In the past couple years, I’ve probably read more about food than all my coursework put together. For me, reading about food is almost meditative—I feel like I’m in familiar territory, especially since I’ve seen so many of these authors on TV or online. Anyway, now that it’s started to rain, curl up with one of these books and some nice ramen.
1. Kitchen Confidential by Anthony Bourdain
“To me, life without veal stock, pork fat, sausage, organ meat, demi-glace, or even stinky cheese is a life not worth living.”
I agree, Anthony. I’m generally not a huge fan of the whole celebrity chef brigade, but I love the honesty with which he writes.
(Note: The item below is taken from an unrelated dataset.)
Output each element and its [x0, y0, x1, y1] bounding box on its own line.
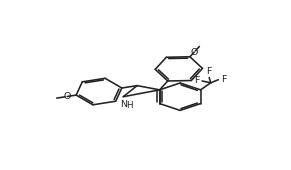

It’s almost like accidentally eavesdropping on a conversation; it’s like he didn’t really expect you to read the book. If you are even slightly interested in what goes on on the other side of those kitchen doors, don’t miss this book.
2. Momofuku by David Chang
“Momofuku is not me. It’s everyone. I’m just the facade. We have to exceed expectations and be our harshest critics.”
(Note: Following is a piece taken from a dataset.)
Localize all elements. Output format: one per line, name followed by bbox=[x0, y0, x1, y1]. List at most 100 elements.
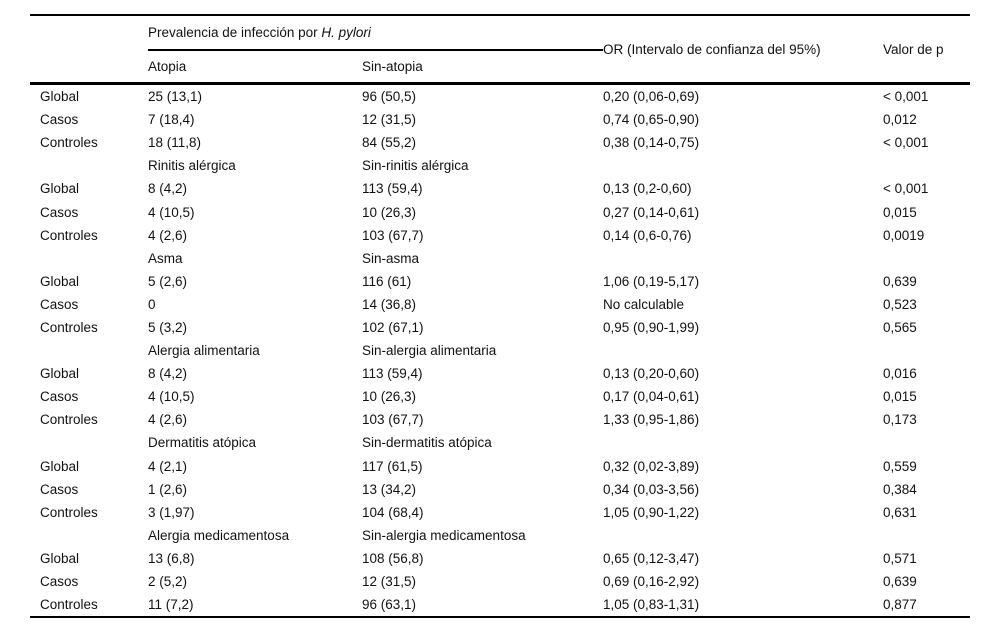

From the homophonous qualities of the title to the choice of words used–this book is profane. And that’s not considering the very explicit food pornography it hides within its covers.
I love David Chang–and this book embodies his ‘who cares’ attitude as it details the stories of how his Momofuku empire grew and how the dishes evolved. It’s inspirational how Chang spent years in Japan learning about noodles and ramen, and then capitalised on his expertise on these to shoot to fame in the food scene.
3. Eat my Globe by Simon Majumdar
“Go Everywhere, Eat Everything.”
Simon boldly lays down his mission on the cover of his book, and he doesn’t fail to deliver.
He decided to strike this desire off his bucket list after having a midlife crisis and sending out 42 emails saying, “I hate my job,” and quitting. He takes us through a bunch of countries including China, India, Australia and Mongolia.
Reading about him eating a whole tandoori chicken at Bukhara and can rat in China (he ate it so we don’t have to) stirs my desire to get out of the house and start chomping my way around the world myself.
4. Larousse Gastronomique
The venerable encyclopaedia on food, cooking techniques and ingredients. First published in French in 1938, with a preface written by Escoffier, this book has now evolved into a compendium of over 8,500 recipes, over a 1000 pages of culinary terms, 900 full color photographs and 70 black and white illustrations.
Don’t step into a kitchen without a copy of this to back you up.
5. Rude Food by Vir Sanghvi
This one’s for those of you who wait for Vir Sanghvi’s column in Brunch every Sunday. Vir Sanghvi’s honest, yet sharp and witty writing makes up for his occasionally self effacing and borderline obnoxious presentation of views. With columns touching on wine, whisky, caviar and the story of Indo-Chinese food–it’s very comprehensive read.